A desire for new collaboration also led Rogers to enlist Barry Gibb to co-produce his 1983 album Eyes That See in the Dark, where "Islands" eventually found its LP home. At the time the country star came calling, Gibb and brothers Robin and Maurice had retreated from their own music and were focused on writing for other artists. The move was wildly successful: After dominating pop music during the late-'70s disco era with the Bee Gees, the trio continued to have a prominent chart presence in the early '80s -- only this time as songwriters, producers and guest stars.
In 1980, Barry co-produced Barbra Streisand's studio album Guilty and co-wrote (along with Robin) "Woman In Love," which spent three weeks atop the Hot 100 (before giving way to Rogers' "Lady"). The following year, Streisand added two more top 10 smashes from Guilty, both duets with Barry: the title track (No. 3) -- which was written by all three brothers—and "What Kind of Fool" (No. 10), another Barry co-write. Conway Twitty took a cover of the Bee Gees' 1978 b-side "Rest Your Love on Me" to No. 1 on the country charts in 1981. And in 1982, Dionne Warwick topped the adult contemporary chart and peaked at No. 10 on the Hot 100 with "Heartbreaker," another song by all three Gibb.
"Islands in the Stream" also had roots in R&B. Although widely cited as being written for Marvin Gaye, the Bee Gees actually had another Motown legend in mind as it came together. "We were writing a song for Diana Ross, but she never got [a]round to hearing it, and Kenny wanted a song and we came up with this one," Barry Gibb said in The Ultimate Biography Of The Bee Gees: Tales Of The Brothers Gibb. "It was written as an R&B song, so it just shows you the relationship between the two types of songs that it could, in fact, turn into a country song very easily."

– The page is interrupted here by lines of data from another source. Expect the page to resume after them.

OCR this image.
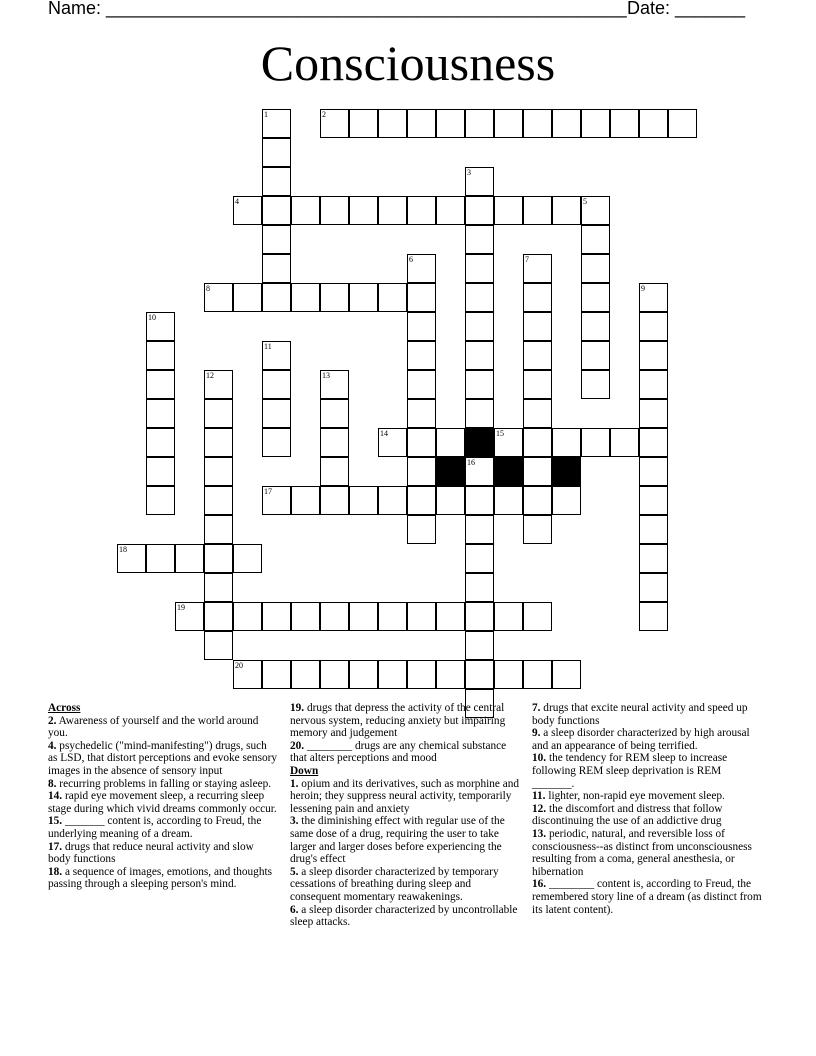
Name: ____________________________________________________ Date: _______
Consciousness
2
4	5
8
14	15
17
18
19
20
1
3
16
6	7
9
10
11
12	13
Across
2. Awareness of yourself and the world around you.
4. psychedelic ("mind-manifesting") drugs, such as LSD, that distort perceptions and evoke sensory images in the absence of sensory input
8. recurring problems in falling or staying asleep.
14. rapid eye movement sleep, a recurring sleep stage during which vivid dreams commonly occur.
15. _______ content is, according to Freud, the underlying meaning of a dream.
17. drugs that reduce neural activity and slow body functions
18. a sequence of images, emotions, and thoughts passing through a sleeping person's mind.
19. drugs that depress the activity of the central nervous system, reducing anxiety but impairing memory and judgement
20. ________ drugs are any chemical substance that alters perceptions and mood
Down
1. opium and its derivatives, such as morphine and heroin; they suppress neural activity, temporarily lessening pain and anxiety
3. the diminishing effect with regular use of the same dose of a drug, requiring the user to take larger and larger doses before experiencing the drug's effect
5. a sleep disorder characterized by temporary cessations of breathing during sleep and consequent momentary reawakenings.
6. a sleep disorder characterized by uncontrollable sleep attacks.
7. drugs that excite neural activity and speed up body functions
9. a sleep disorder characterized by high arousal and an appearance of being terrified.
10. the tendency for REM sleep to increase following REM sleep deprivation is REM _______.
11. lighter, non-rapid eye movement sleep.
12. the discomfort and distress that follow discontinuing the use of an addictive drug
13. periodic, natural, and reversible loss of consciousness--as distinct from unconsciousness resulting from a coma, general anesthesia, or hibernation
16. ________ content is, according to Freud, the remembered story line of a dream (as distinct from its latent content).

Rogers prided himself on this malleable vocal nature, as he said in the liner notes of Kenny Rogers Through the Years: A Retrospective, although he never lost sight of his strengths. "I am a country singer with a tremendous amount of other influences. No matter what I do, it's always going to have a country influence to it. That's just where my heart is." That assessment proved prescient, as Rogers continued to enjoy major country success for the rest of the '80s, but "Islands in the Stream" would mark the end of his upper-echelon pop success. He only reached the Hot 100's top 40 three times after this, with the high point being "What About Me?" with Kim Carnes and James Ingram, which hit No. 15 in 1984.